With significant gains of more than 1%, the European indices stopped the downward series of the last few days, receiving a boost from the announcement of a new tool by the ECB against the pressures on the bonds of the euro area countries.
In particular, the pan-European Stoxx 600 index completed its trading with an increase of 1.42% to 413.1 points, with the travel and leisure sector leading the profit with a jump of 3.4%, followed closely by the banking index SX7E at + 2.7%.
The high capitalization of the Stoxx 50 moved even better with + 1.7% at 3,533 points, while on the domestic board the German DAX strengthened by 1.36% completing at 13,485 points, the French CAC 40 closed at 6,030 points with +1,35 %, as well as the British FTSE 100 which rose 1.2% to 7,273 points.
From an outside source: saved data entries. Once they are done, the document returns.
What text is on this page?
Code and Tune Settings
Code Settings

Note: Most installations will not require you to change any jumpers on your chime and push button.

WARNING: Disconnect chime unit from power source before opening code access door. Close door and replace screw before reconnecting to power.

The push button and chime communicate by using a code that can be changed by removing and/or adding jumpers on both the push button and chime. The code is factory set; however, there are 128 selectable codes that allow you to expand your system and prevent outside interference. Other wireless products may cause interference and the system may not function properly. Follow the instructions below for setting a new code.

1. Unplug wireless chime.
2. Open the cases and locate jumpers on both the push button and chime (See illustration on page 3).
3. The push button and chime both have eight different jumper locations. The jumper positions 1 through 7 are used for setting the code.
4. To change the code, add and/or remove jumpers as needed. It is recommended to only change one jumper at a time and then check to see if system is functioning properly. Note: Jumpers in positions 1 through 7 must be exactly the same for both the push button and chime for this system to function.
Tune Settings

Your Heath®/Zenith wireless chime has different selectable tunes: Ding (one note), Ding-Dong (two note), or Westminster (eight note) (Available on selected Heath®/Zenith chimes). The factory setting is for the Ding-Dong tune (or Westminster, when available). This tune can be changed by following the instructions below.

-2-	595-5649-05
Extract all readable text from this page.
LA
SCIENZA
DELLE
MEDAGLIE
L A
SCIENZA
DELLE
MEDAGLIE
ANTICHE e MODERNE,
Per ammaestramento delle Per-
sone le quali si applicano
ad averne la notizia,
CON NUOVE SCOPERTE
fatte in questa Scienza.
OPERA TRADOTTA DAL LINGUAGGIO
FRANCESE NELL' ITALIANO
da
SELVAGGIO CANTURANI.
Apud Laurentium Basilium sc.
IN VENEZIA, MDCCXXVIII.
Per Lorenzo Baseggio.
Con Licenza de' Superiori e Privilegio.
The day’s performance was in Milan, as the sellers’ target country saw a significant de-escalation of pressures after the ECB announcements, with the FTSE MIB jumping 2.9% to 22,473 points, while the Spanish IBEX 35 strengthened by 1.3% and finished at 8,174 points.
In individual stock movements, Swiss software company Temenos topped the Stoxx 600 with a 7.9% jump after winning a digital transformation contract in a US banking group.
The Swedish healthcare company Getinge had the opposite course, with a dip of more than 17% after the downgrade of its outlook for 2022.
In the news of the day, which restored significant calm to Europe’s investor ranks, the ECB held an emergency meeting amid strong pressure on the region’s bonds and announced a new counter-risk to spreads, as well as flexibility in reinvesting funds from bonds expiring in the emergency pandemic program.
In this climate, the yield of the ten-year Italian title that had exceeded 4.15% fell significantly to 3.9%, as well as the corresponding Greek, which from 4.7% now moves to 4.2%.
In any case, of course, there is still a long way to go to bring the cost of borrowing back to sustainable levels.
As AJ Bell analyst Danni Hewson points out, “the ECB has shown that it is serious about tackling the price spikes that have led to the recent turmoil, but markets are not convinced that this particular tool will be strong enough to does what needs to be done “.
Elsewhere, investors’ eyes are on the other side of the Atlantic, where the Fed is announcing new monetary policy decisions today, with the market expecting its biggest rate hike since 1994, at a brutal 75 basis point. (0.75%).
In the same context, the Bank of England is expected to proceed tomorrow with the fifth consecutive increase of its own interest rates.